The Communication Center, located in suite 447 of the Clough Undergraduate Learning Commons, includes meeting areas, computer workstations and rehearsal studios. Each area is designed for different types of work or project phases, with faculty available to advise students each step of the way.
“We intend this to be a safe place for students to experiment and take risks, without the pressure of assignment deadlines and grades,” said Head.
The Center’s staff of Brittain Fellows from the School of Literature, Communication and Culture focuses on what it calls WOVEN communication — written, oral, visual, electronic and non-verbal. Faculty provide coaching in strategies and performance, guidance in brainstorming and collaborative planning, and individual and small group tutoring. The Center is one of few in the country that is run by tenure-track faculty. It is equipped to take students from conception to completion of a project, enabling them to draft, edit, revise and compose written or other types of work all in one room.

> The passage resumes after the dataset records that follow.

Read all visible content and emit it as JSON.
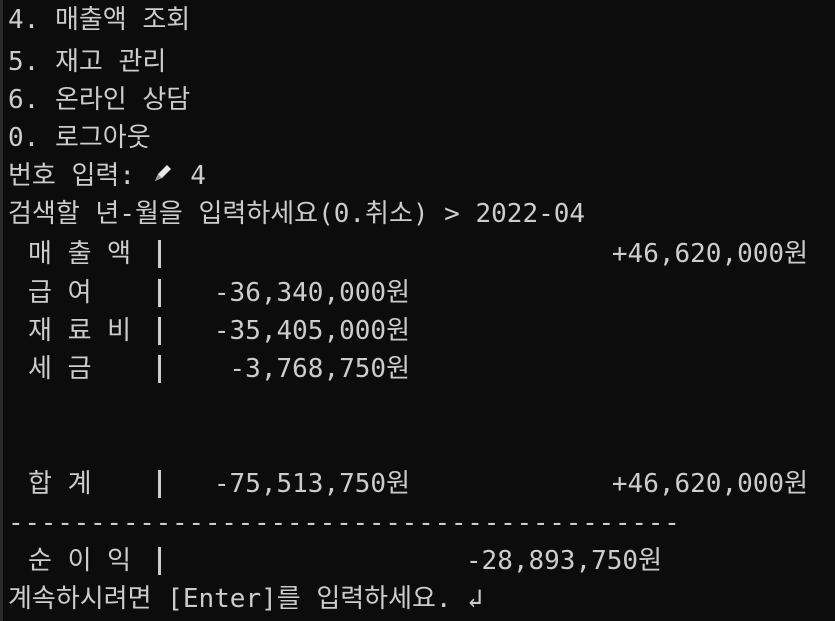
{
  "menu": [
    {
      "label": "4. 매출액 조회"
    },
    {
      "label": "5. 재고 관리"
    },
    {
      "label": "6. 온라인 상담"
    },
    {
      "label": "0. 로그아웃"
    }
  ],
  "prompt": {
    "label": "번호 입력: ",
    "value": "4",
    "icon": "pencil-icon"
  },
  "query": {
    "label": "검색할 년-월을 입력하세요(0.취소) > ",
    "value": "2022-04"
  },
  "rows": [
    {
      "label": "매 출 액",
      "expense": "",
      "income": "+46,620,000원"
    },
    {
      "label": "급 여",
      "expense": "-36,340,000원",
      "income": ""
    },
    {
      "label": "재 료 비",
      "expense": "-35,405,000원",
      "income": ""
    },
    {
      "label": "세 금",
      "expense": "-3,768,750원",
      "income": ""
    }
  ],
  "total": {
    "label": "합 계",
    "expense": "-75,513,750원",
    "income": "+46,620,000원"
  },
  "separator": "-----------------------------------------",
  "net": {
    "label": "순 이 익",
    "value": "-28,893,750원"
  },
  "footer": "계속하시려면 [Enter]를 입력하세요. ↲",
  "colors": {
    "background": "#0c0c0c",
    "text": "#cccccc"
  }
}
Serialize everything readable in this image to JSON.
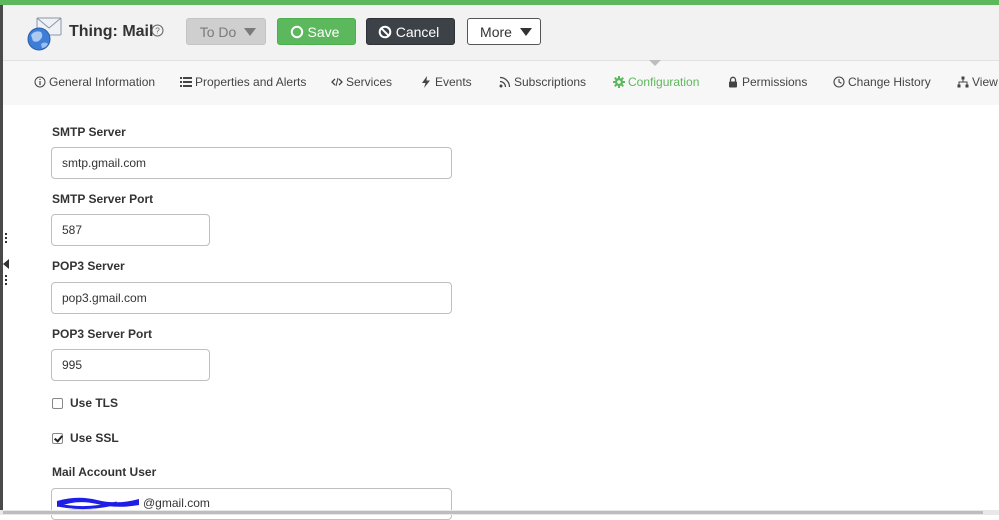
{
  "header": {
    "title": "Thing: Mail",
    "buttons": {
      "todo": "To Do",
      "save": "Save",
      "cancel": "Cancel",
      "more": "More"
    }
  },
  "tabs": [
    {
      "label": "General Information",
      "icon": "info-icon"
    },
    {
      "label": "Properties and Alerts",
      "icon": "list-icon"
    },
    {
      "label": "Services",
      "icon": "code-icon"
    },
    {
      "label": "Events",
      "icon": "lightning-icon"
    },
    {
      "label": "Subscriptions",
      "icon": "rss-icon"
    },
    {
      "label": "Configuration",
      "icon": "gear-icon",
      "active": true
    },
    {
      "label": "Permissions",
      "icon": "lock-icon"
    },
    {
      "label": "Change History",
      "icon": "clock-icon"
    },
    {
      "label": "View",
      "icon": "hierarchy-icon"
    }
  ],
  "form": {
    "smtp_server": {
      "label": "SMTP Server",
      "value": "smtp.gmail.com"
    },
    "smtp_port": {
      "label": "SMTP Server Port",
      "value": "587"
    },
    "pop3_server": {
      "label": "POP3 Server",
      "value": "pop3.gmail.com"
    },
    "pop3_port": {
      "label": "POP3 Server Port",
      "value": "995"
    },
    "use_tls": {
      "label": "Use TLS",
      "checked": false
    },
    "use_ssl": {
      "label": "Use SSL",
      "checked": true
    },
    "mail_user": {
      "label": "Mail Account User",
      "value_suffix": "@gmail.com"
    }
  },
  "colors": {
    "accent": "#5cb85c",
    "dark_button": "#3c4247",
    "disabled_button": "#cfcfcf",
    "redaction": "#1e1ee6",
    "highlight": "#f2ee2e"
  }
}
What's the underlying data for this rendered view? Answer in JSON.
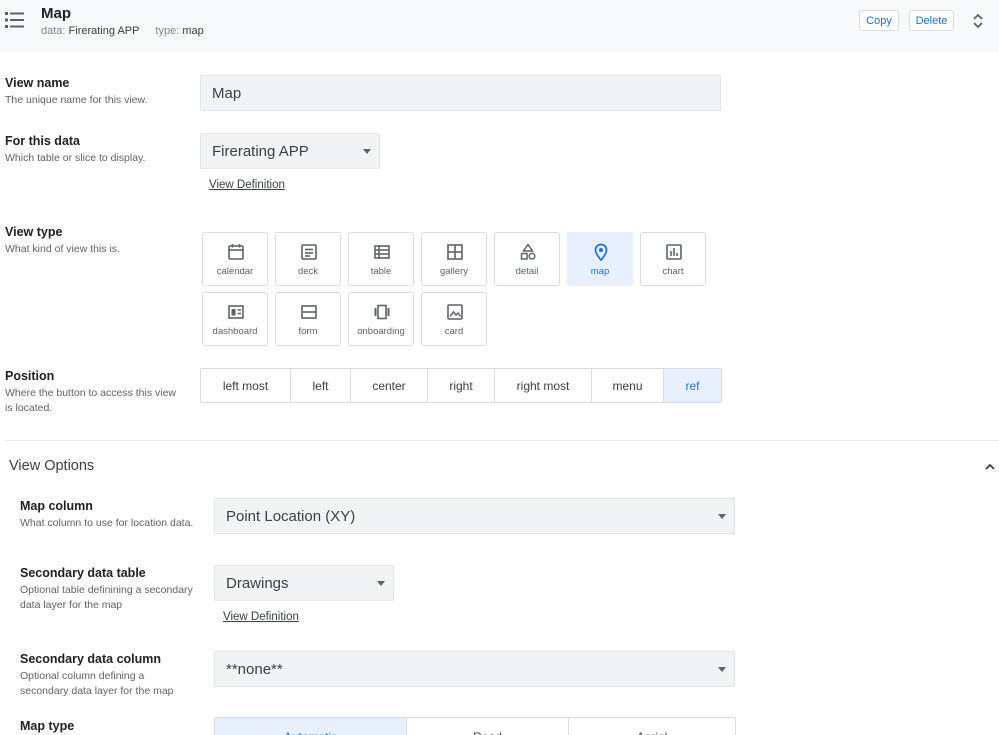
{
  "header": {
    "title": "Map",
    "data_label": "data:",
    "data_value": "Firerating APP",
    "type_label": "type:",
    "type_value": "map",
    "copy_label": "Copy",
    "delete_label": "Delete",
    "icons": {
      "menu": "list-menu-icon",
      "expand": "unfold-chevron-icon"
    }
  },
  "view_name": {
    "label": "View name",
    "description": "The unique name for this view.",
    "value": "Map"
  },
  "for_this_data": {
    "label": "For this data",
    "description": "Which table or slice to display.",
    "value": "Firerating APP",
    "link": "View Definition"
  },
  "view_type": {
    "label": "View type",
    "description": "What kind of view this is.",
    "options": [
      {
        "label": "calendar",
        "icon": "calendar-icon"
      },
      {
        "label": "deck",
        "icon": "deck-icon"
      },
      {
        "label": "table",
        "icon": "table-icon"
      },
      {
        "label": "gallery",
        "icon": "gallery-icon"
      },
      {
        "label": "detail",
        "icon": "detail-icon"
      },
      {
        "label": "map",
        "icon": "map-pin-icon"
      },
      {
        "label": "chart",
        "icon": "chart-icon"
      },
      {
        "label": "dashboard",
        "icon": "dashboard-icon"
      },
      {
        "label": "form",
        "icon": "form-icon"
      },
      {
        "label": "onboarding",
        "icon": "onboarding-icon"
      },
      {
        "label": "card",
        "icon": "card-icon"
      }
    ],
    "selected": "map"
  },
  "position": {
    "label": "Position",
    "description": "Where the button to access this view is located.",
    "options": [
      "left most",
      "left",
      "center",
      "right",
      "right most",
      "menu",
      "ref"
    ],
    "selected": "ref"
  },
  "view_options": {
    "title": "View Options",
    "icon": "chevron-up-icon",
    "map_column": {
      "label": "Map column",
      "description": "What column to use for location data.",
      "value": "Point Location (XY)"
    },
    "secondary_data_table": {
      "label": "Secondary data table",
      "description": "Optional table definining a secondary data layer for the map",
      "value": "Drawings",
      "link": "View Definition"
    },
    "secondary_data_column": {
      "label": "Secondary data column",
      "description": "Optional column defining a secondary data layer for the map",
      "value": "**none**"
    },
    "map_type": {
      "label": "Map type",
      "options": [
        "Automatic",
        "Road",
        "Aerial"
      ],
      "selected": "Automatic"
    }
  },
  "colors": {
    "accent": "#1a73e8",
    "selected_bg": "#e8f0fe",
    "field_bg": "#f1f3f4",
    "header_bg": "#f8f9fa"
  }
}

Head notes that the Center is not a fix-it shop, in that students should not expect to drop off work and pick it up corrected, but the staff works with students at all levels to help them become better communicators. “Celebrity” tutors from around campus will also assist in that effort, the first of which was President G. P. “Bud” Peterson at the Center’s grand opening on Sept. 28.
The Center is currently open to all undergraduate and graduate students, with the goal of also eventually serving faculty and staff. For now, the Center's staff is willing to partner with faculty on projects brought in my students.
"Helping students is much easier if we understand completely what a faculty member expects. We are also available to help faculty consider ways to include communication projects in their courses," Head said.
Students are encouraged to stop by or make an appointment during the Center’s hours of operation.